For more details you can refer to: https://docs.microsoft.com/en-us/troubleshoot/windows-server/windows-security/logging-on-user-account-fails
The maximum number of security groups a user can be a member in azure active directory: A user can be a member of any number of groups. For more details you can refer to: https://docs.microsoft.com/en-us/azure/active-directory/enterprise-users/directory-service-limits-restrictions
Best Regards,
Azure Active directory
- A non-admin user can create a maximum of 250 groups in an Azure AD organization. Any Azure AD admin who can manage groups in the organization can also create unlimited number of groups (up to the Azure AD object limit). If you assign a role to remove the limit for a user, assign them to a less privileged built-in role such as User Administrator or Groups Administrator.
- An Azure AD organization can have a maximum of 5000 dynamic groups.
- A maximum of 100 users can be owners of a single group.
- Any number of Azure AD resources can be members of a single group.
- A user can be a member of any number of groups.
- By default, the number of members in a group that you can synchronize from your on-premises Active Directory to Azure Active Directory by using Azure AD Connect is limited to 50,000 members. If you need to synch a group membership that's over this limit, you must onboard the Azure AD Connect Sync V2 endpoint API.

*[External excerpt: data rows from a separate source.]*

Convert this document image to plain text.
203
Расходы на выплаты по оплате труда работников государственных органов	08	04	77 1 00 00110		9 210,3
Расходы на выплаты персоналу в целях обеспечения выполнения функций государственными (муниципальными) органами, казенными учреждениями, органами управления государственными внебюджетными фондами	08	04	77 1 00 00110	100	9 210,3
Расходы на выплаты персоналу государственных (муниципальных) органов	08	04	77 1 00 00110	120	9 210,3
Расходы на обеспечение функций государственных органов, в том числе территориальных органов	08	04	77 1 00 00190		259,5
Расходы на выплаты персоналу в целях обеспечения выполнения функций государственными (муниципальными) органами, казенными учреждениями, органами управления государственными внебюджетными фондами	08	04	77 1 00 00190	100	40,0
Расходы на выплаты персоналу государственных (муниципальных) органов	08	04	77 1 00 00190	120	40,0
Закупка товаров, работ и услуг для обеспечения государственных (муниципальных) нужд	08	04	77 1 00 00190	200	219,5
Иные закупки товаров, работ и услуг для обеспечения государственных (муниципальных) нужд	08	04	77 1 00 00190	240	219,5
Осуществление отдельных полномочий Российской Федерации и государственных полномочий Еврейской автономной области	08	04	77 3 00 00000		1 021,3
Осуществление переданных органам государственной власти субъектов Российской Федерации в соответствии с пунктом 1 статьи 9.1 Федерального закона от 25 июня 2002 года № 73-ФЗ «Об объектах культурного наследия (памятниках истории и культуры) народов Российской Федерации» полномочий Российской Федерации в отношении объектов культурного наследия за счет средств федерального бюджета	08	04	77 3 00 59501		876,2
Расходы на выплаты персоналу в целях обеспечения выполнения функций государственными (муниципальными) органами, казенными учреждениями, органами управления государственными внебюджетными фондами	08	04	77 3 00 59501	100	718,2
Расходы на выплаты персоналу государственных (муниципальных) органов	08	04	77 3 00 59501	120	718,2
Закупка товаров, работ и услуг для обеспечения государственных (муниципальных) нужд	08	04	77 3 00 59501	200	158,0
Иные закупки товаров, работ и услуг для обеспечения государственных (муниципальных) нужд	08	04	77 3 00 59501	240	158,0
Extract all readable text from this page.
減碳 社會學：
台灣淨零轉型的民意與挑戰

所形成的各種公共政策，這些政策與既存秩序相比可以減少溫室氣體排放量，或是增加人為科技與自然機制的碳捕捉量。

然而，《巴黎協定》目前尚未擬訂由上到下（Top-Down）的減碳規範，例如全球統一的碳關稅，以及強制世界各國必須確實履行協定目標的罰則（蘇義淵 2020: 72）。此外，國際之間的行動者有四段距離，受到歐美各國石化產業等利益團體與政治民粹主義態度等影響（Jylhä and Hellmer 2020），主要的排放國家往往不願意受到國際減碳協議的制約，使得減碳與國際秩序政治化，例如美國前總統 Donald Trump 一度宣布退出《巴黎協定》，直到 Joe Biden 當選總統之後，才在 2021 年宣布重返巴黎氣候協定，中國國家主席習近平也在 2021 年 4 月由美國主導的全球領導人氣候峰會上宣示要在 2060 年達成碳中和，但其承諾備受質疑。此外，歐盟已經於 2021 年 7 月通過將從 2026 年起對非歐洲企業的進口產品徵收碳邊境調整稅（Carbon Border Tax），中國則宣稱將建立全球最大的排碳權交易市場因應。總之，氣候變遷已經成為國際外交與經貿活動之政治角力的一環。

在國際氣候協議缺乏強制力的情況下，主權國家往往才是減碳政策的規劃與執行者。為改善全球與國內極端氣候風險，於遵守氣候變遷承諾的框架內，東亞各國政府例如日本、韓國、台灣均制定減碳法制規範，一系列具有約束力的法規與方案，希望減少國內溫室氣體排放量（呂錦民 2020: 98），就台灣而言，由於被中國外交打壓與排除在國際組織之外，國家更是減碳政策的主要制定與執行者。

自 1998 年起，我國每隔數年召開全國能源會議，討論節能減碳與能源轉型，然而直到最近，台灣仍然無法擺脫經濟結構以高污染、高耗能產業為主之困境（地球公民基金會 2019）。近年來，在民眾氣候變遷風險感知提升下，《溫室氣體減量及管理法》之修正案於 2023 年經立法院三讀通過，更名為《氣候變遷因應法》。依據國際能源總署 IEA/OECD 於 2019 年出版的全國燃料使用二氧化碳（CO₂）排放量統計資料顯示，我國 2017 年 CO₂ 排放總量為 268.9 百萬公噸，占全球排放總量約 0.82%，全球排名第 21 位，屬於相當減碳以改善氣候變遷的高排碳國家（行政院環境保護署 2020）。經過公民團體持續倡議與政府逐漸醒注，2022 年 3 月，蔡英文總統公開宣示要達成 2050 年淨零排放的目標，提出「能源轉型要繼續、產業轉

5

refer- https://docs.microsoft.com/en-us/azure/azure-resource-manager/management/azure-subscription-service-limits
Windows Active directory
Group Memberships for Security Principals
Security principals (that is, user, group, and computer accounts) can be members of a maximum of approximately 1,015 groups.
Maximum Number of Group Policy Objects Applied
There is a limit of 999 Group Policy objects (GPOs) that you can apply to a user account or computer account.
refer- https://www.agileit.com/news/active-directory-limits-maximum-objects-attributes-servers-trusts-domain-controllers-etc/
If the Answer is helpful, please click Accept Answer and up-vote, this can be beneficial to other community members.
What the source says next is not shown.